Amid a joyful showcase of culture and pride, thousands of Filipinos took to the streets Sunday and flocked to Exchange Place to salute the 59 years of Philippine American Friendship Day.

Marie Segundo, 20, dressed in a red native gown gracefully danced to the beat of Spanish Flamenco. She swayed her arms high, swirled her hips and stepped the waltzes.

“ I feel proud of my heritage. I feel good that Filipinos have a parade like this,” said Segundo of Jersey City.

On July 4, 1946, U.S. granted independence to its former colony, the Philippines after a bitter war with the Japanese.

History accounts showed that Filipinos also fought hard when the U.S. annexed the Philippines after it bought the Philippines for $20 million from the Spaniards. America sent it troops to colonize the Philippines despite of its strong resistance that resulted to the death of some 500,000 Filipinos during the U.S.-Philippine War in the beginning of 20th century.

“I’m old, but happy that I can still join this annual celebrations of our independence. This is what we fought for: liberty and democracy,” said World War ll veteran Alfredo Diaz, 89, of Jersey City. He wore a white jacket with numerous war medals and a veteran army hat.

He said he helped the Americans to defend its command post in Bataan in 1941.

Jersey City Mayor Jerramiah Healy said America would not forget the sacrifices of brave Filipino veterans who fought side by side with American troops.

“It’s nice to be here.
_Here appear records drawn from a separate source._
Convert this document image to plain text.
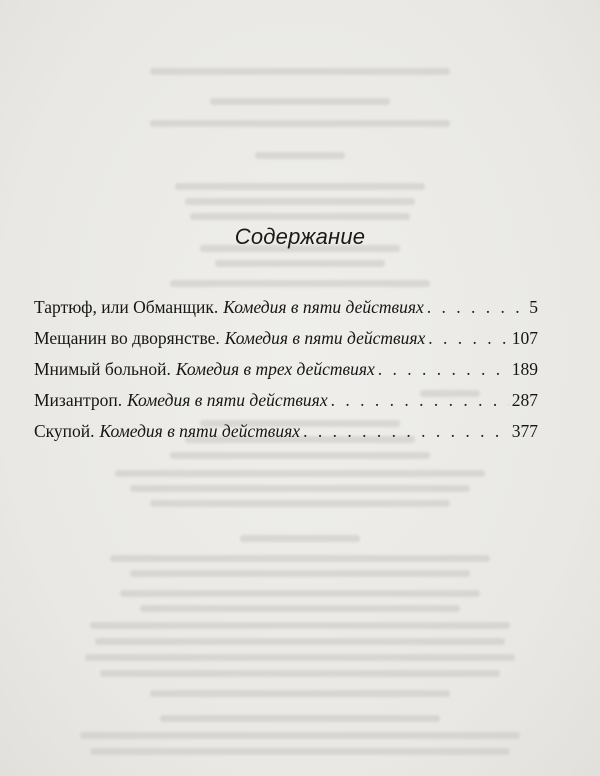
Содержание
Тартюф, или Обманщик. Комедия в пяти действиях . . .	5
Мещанин во дворянстве. Комедия в пяти действиях . . .	107
Мнимый больной. Комедия в трех действиях . . .	189
Мизантроп. Комедия в пяти действиях . . .	287
Скупой. Комедия в пяти действиях . . .	377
This is part of tremendous diversity of ethnic population of Jersey City. Filipinos came to this country with the same reason my parents came here, for economic opportunity and freedom. Jersey City is built by immigrants,” said Healy who was clad in a Filipino native long sleeve shirt called “Barong Tagalog” and joined the parade from Columbus Drive to Exchange Place.

Booming music were played by bands, children, men and ladies danced in a parade while others waved from their floats, bursting with bright colors, and smiles. The mood was festive, the air smelled barbecue as thousands ate Filipinos dishes being sold in the booths.

“The American government has been an ally of the Philippines. Every year, Filipinos all over the world celebrate this long lasting friendship with America. We celebrate the contributions of Filipinos in this city, “ said Linda Mayor, executive director of Pan American Concerned Citizens Action League, whose delegations won the most symbolical award for the parade. PACCAL danced to the tune of Filipino music and carried pink flowers on bamboo sticks as they hopped on the streets and showcased the oneness of Filipino people and rich historical ties with Americans.

Against the backdrop of a historical mural painting made by Filipino youth group Sumisibol, Filipino American singers and dancers entertained the crowds under brilliant sun and blue sky on an open stage in front of the Hudson River.

The Merchants band led by Andrew Dimayuga played rock and blues music. “It’s pressing to perform but it’s fun,” Dimayuga said as spectators cheered the vibrant music. Hip-hop dancers delighted the crowds.

Many young Filipinos and Filipinas displayed their native costumes in gowns and shirts in a fashion show, where over 100 gowns designed in the Philippines were worn by models on the stage. The gowns mostly in red, blue, orange and black were made and embroidered in the Philippines and made from pineapple fabric. Those native dresses and accessories were similar to what the early Filipinos worn from 16th to early 20th century, reflecting Spanish-European influence.

“This festival of independence represents the empowerment of Filipino people. We remember the sacrifices of our veterans and the spirit of nationalism, “ said Eric Lachica, executive director of American Coalition for Filipino Veterans.